Mixed matrix membranes based on two-dimensional materials for efficient CO2 separation: A comprehensive review

Nowadays, CO2 emission, the major factor in global warming, is alarmingly on the rise. Hence, the international demand for state-of-the-art technologies to separate and capture CO2 is growing. Accordingly, mixed matrix membranes (MMMs), a new class of materials formed by incorporating nanofillers into the polymer matrices, have been demonstrated to be a promising and versatile platform for CO2 separation by taking synergistic advantages of nanoparticles and polymers. In recent years, two-dimensional materials (2DMs) have drawn a great deal of attention as efficient fillers of MMMs due to their high surface area, lamellar structure, and nanometer thickness.
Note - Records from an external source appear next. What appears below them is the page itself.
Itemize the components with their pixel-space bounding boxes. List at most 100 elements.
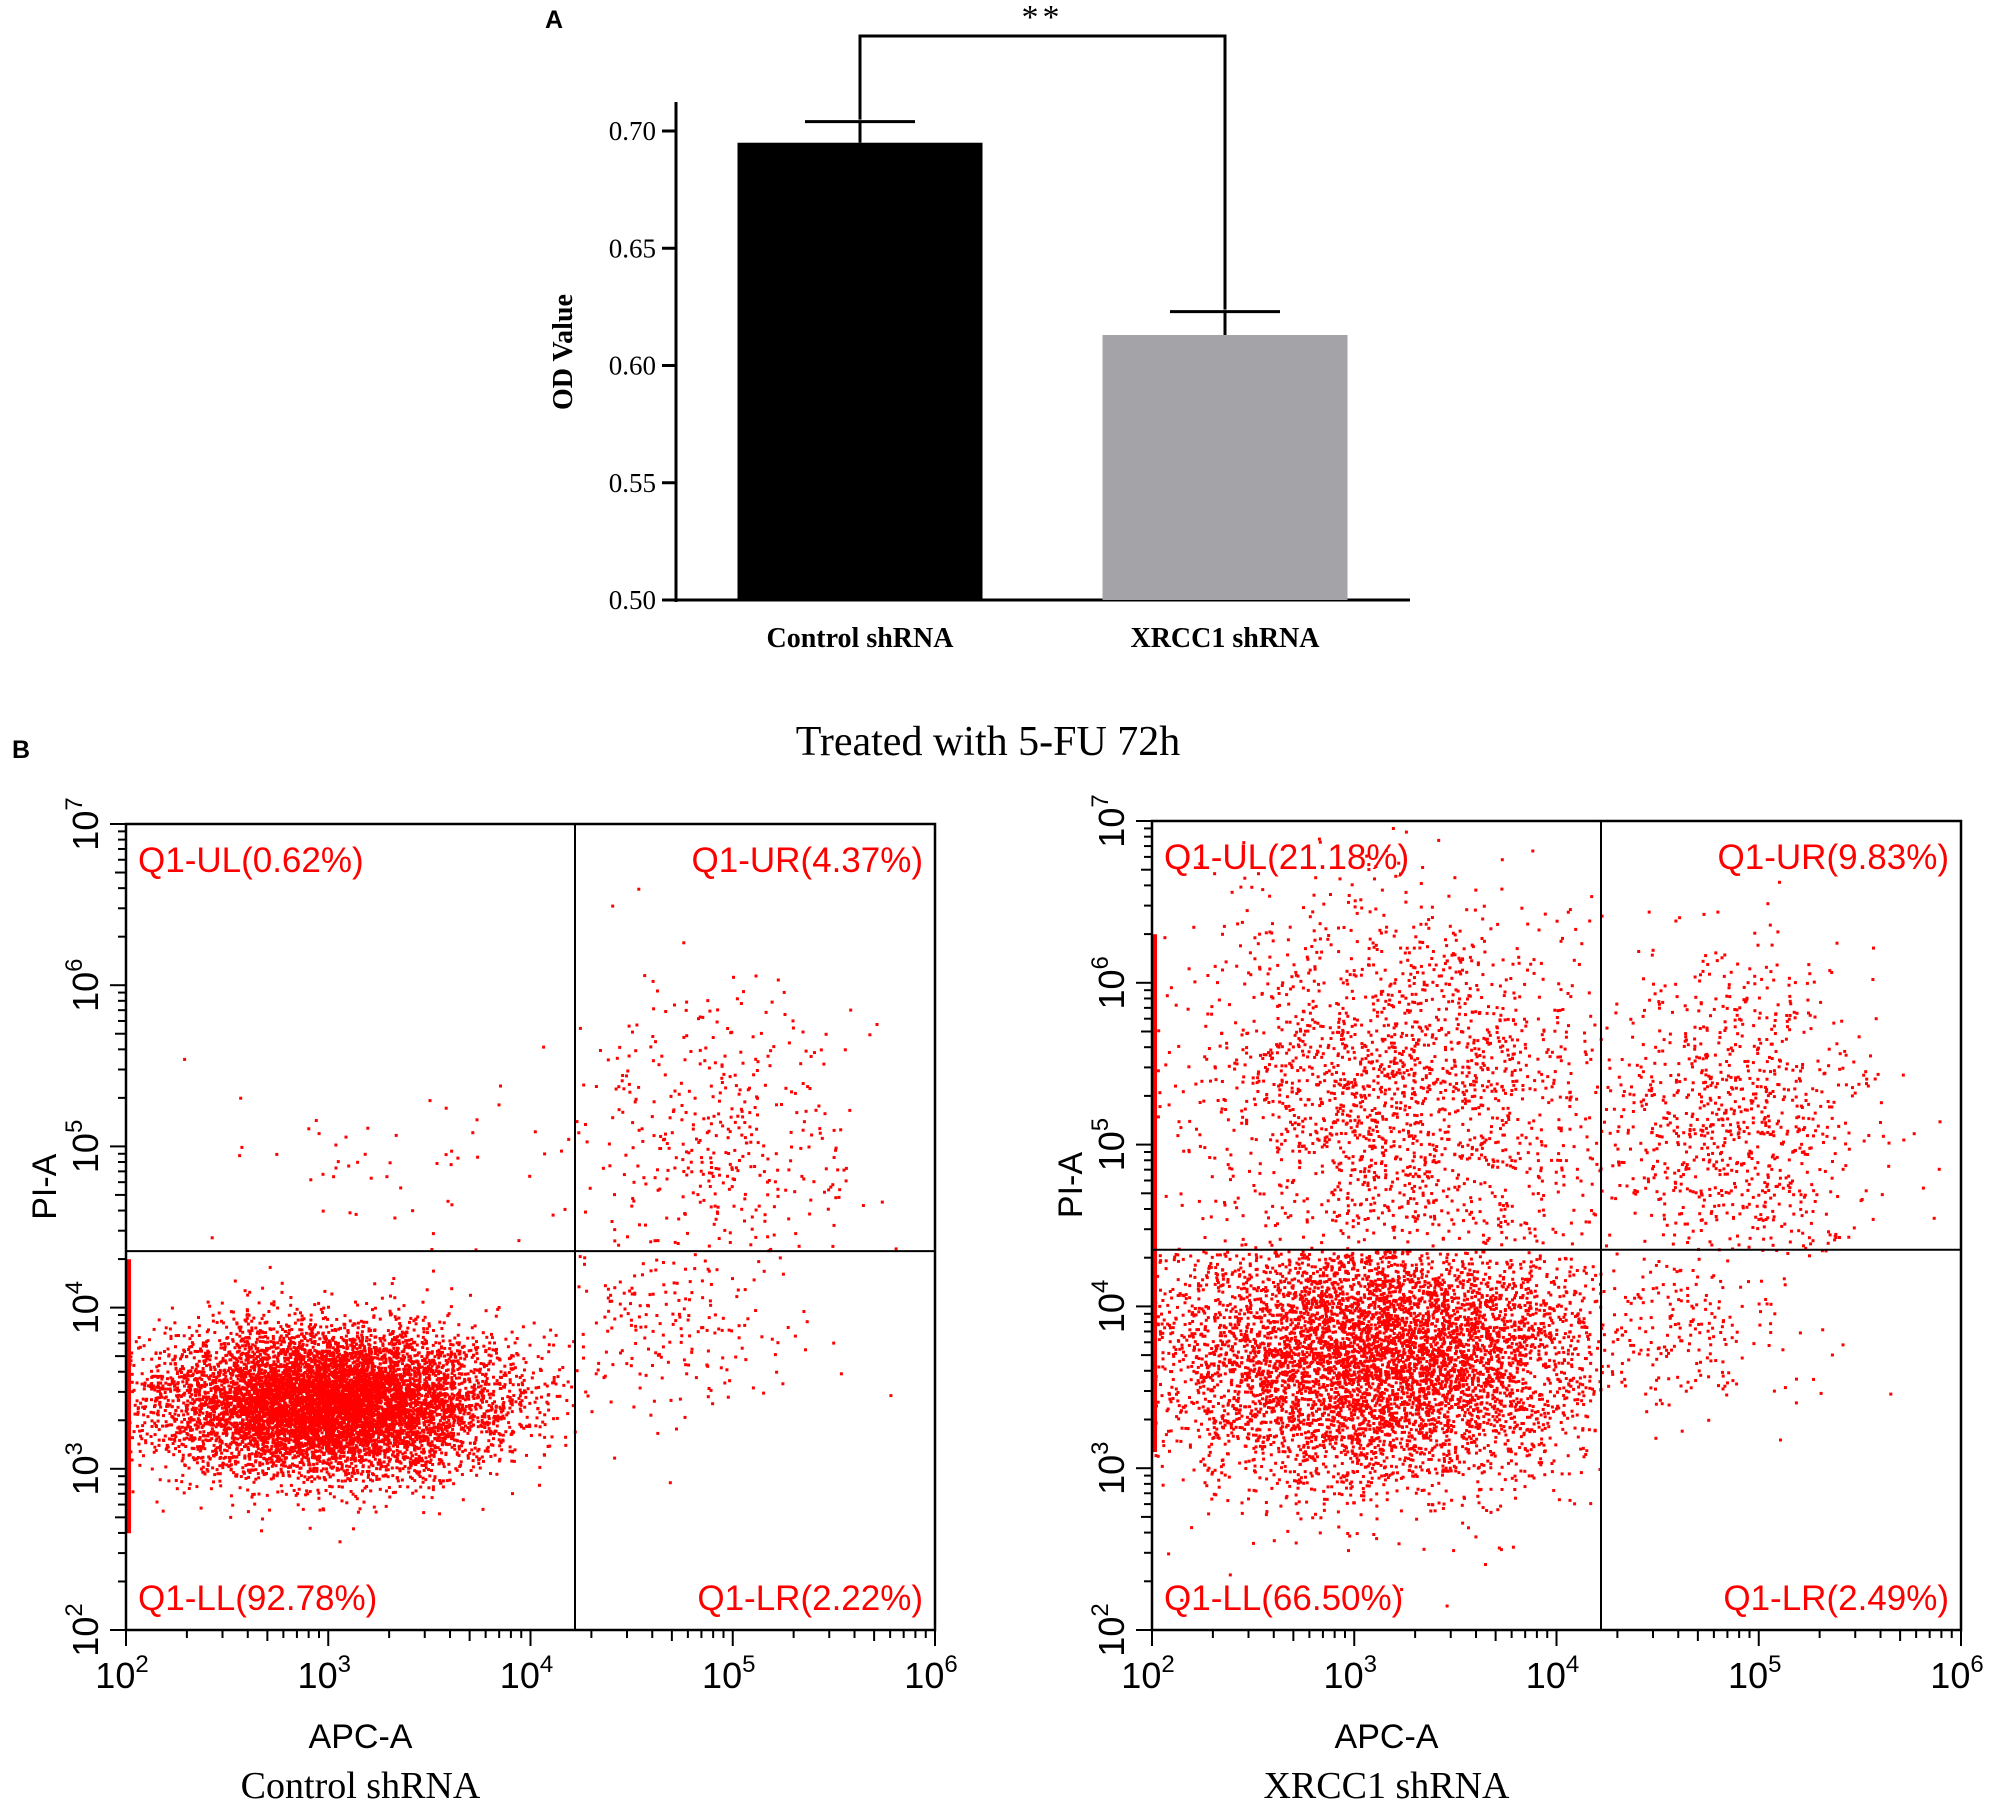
event-dot [453, 1414, 457, 1418]
event-dot [490, 1405, 493, 1409]
event-dot [431, 1387, 435, 1391]
event-dot [237, 1402, 241, 1406]
event-dot [272, 1300, 276, 1304]
event-dot [474, 1348, 478, 1352]
event-dot [220, 1319, 223, 1323]
event-dot [383, 1442, 387, 1446]
event-dot [231, 1382, 235, 1386]
event-dot [416, 1390, 420, 1394]
event-dot [432, 1329, 435, 1332]
event-dot [282, 1336, 286, 1340]
event-dot [227, 1456, 231, 1459]
event-dot [421, 1480, 425, 1484]
event-dot [456, 1418, 460, 1422]
event-dot [297, 1438, 301, 1442]
event-dot [271, 1454, 275, 1458]
event-dot [442, 1436, 445, 1440]
event-dot [285, 1406, 289, 1410]
panel-a-label: A [545, 6, 563, 34]
event-dot [359, 1371, 363, 1375]
event-dot [456, 1368, 460, 1371]
event-dot [159, 1393, 163, 1396]
event-dot [239, 1398, 243, 1402]
event-dot [356, 1471, 360, 1475]
event-dot [225, 1391, 229, 1395]
event-dot [475, 1455, 479, 1459]
event-dot [342, 1372, 346, 1376]
event-dot [483, 1426, 487, 1429]
event-dot [235, 1446, 239, 1450]
event-dot [486, 1423, 490, 1427]
event-dot [264, 1331, 268, 1335]
event-dot [358, 1418, 362, 1422]
event-dot [350, 1461, 354, 1465]
event-dot [416, 1403, 420, 1406]
event-dot [499, 1407, 503, 1411]
event-dot [451, 1362, 455, 1365]
event-dot [142, 1387, 146, 1391]
event-dot [182, 1429, 186, 1433]
event-dot [403, 1421, 407, 1425]
event-dot [460, 1421, 464, 1425]
event-dot [169, 1437, 173, 1441]
event-dot [318, 1448, 322, 1452]
event-dot [345, 1424, 349, 1428]
event-dot [496, 1307, 500, 1311]
event-dot [442, 1421, 445, 1425]
event-dot [276, 1456, 280, 1460]
event-dot [369, 1432, 373, 1436]
event-dot [356, 1351, 360, 1355]
event-dot [350, 1425, 353, 1429]
event-dot [213, 1331, 217, 1334]
event-dot [314, 1323, 317, 1327]
event-dot [250, 1326, 254, 1330]
event-dot [191, 1418, 195, 1422]
event-dot [294, 1443, 298, 1446]
event-dot [531, 1371, 535, 1375]
event-dot [335, 1317, 339, 1321]
event-dot [351, 1379, 355, 1383]
event-dot [150, 1442, 154, 1446]
event-dot [267, 1346, 271, 1350]
event-dot [300, 1434, 304, 1438]
event-dot [372, 1315, 376, 1319]
event-dot [168, 1423, 172, 1427]
event-dot [230, 1368, 234, 1372]
event-dot [411, 1461, 415, 1465]
event-dot [249, 1427, 253, 1431]
event-dot [367, 1327, 371, 1331]
event-dot [482, 1344, 486, 1348]
event-dot [152, 1450, 156, 1454]
event-dot [364, 1447, 368, 1451]
event-dot [481, 1331, 485, 1335]
event-dot [225, 1336, 229, 1340]
event-dot [335, 1435, 339, 1439]
event-dot [408, 1460, 412, 1464]
event-dot [180, 1480, 184, 1484]
event-dot [378, 1467, 382, 1471]
event-dot [225, 1408, 229, 1412]
event-dot [201, 1445, 205, 1449]
event-dot [368, 1343, 372, 1347]
event-dot [491, 1362, 495, 1366]
event-dot [255, 1440, 259, 1444]
event-dot [435, 1432, 439, 1436]
event-dot [240, 1360, 244, 1364]
event-dot [393, 1379, 396, 1383]
event-dot [270, 1345, 274, 1349]
event-dot [464, 1405, 468, 1408]
event-dot [411, 1459, 415, 1463]
event-dot [401, 1362, 404, 1366]
event-dot [417, 1370, 421, 1373]
event-dot [134, 1340, 138, 1344]
event-dot [460, 1444, 464, 1448]
event-dot [247, 1342, 251, 1346]
event-dot [394, 1436, 398, 1440]
event-dot [479, 1362, 483, 1365]
event-dot [374, 1427, 378, 1431]
event-dot [456, 1421, 460, 1425]
event-dot [469, 1420, 473, 1424]
event-dot [379, 1449, 383, 1453]
event-dot [366, 1363, 370, 1367]
event-dot [285, 1414, 289, 1418]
Besides these characteristics, some 2DMs like GO and MOF enjoy selective pores on their surfaces that act as transportation channels, facilitating CO2 permeation through MMMs. In this work, the stability and gas separation properties of MMMs containing different types of 2D fillers (including GO, MOF, COF, MXene, g-C3N4, clay, MoS2, etc.) are critically reviewed. Moreover, some novel 2D-structure materials, such as antimonene, as potential fillers of MMMs for gas separation applications were proposed. The most common strategies for raising the efficiency of 2DMs, such as surface modification, adjusting sheet thickness, changing interlayer size, manipulation of the pore size, organization/alignment, and filler hybridization, are comprehensively investigated. Finally, some remaining challenges and thought-provoking ideas for further improving the stability and performance of 2DM-based MMMs for CO2 separation are outlined.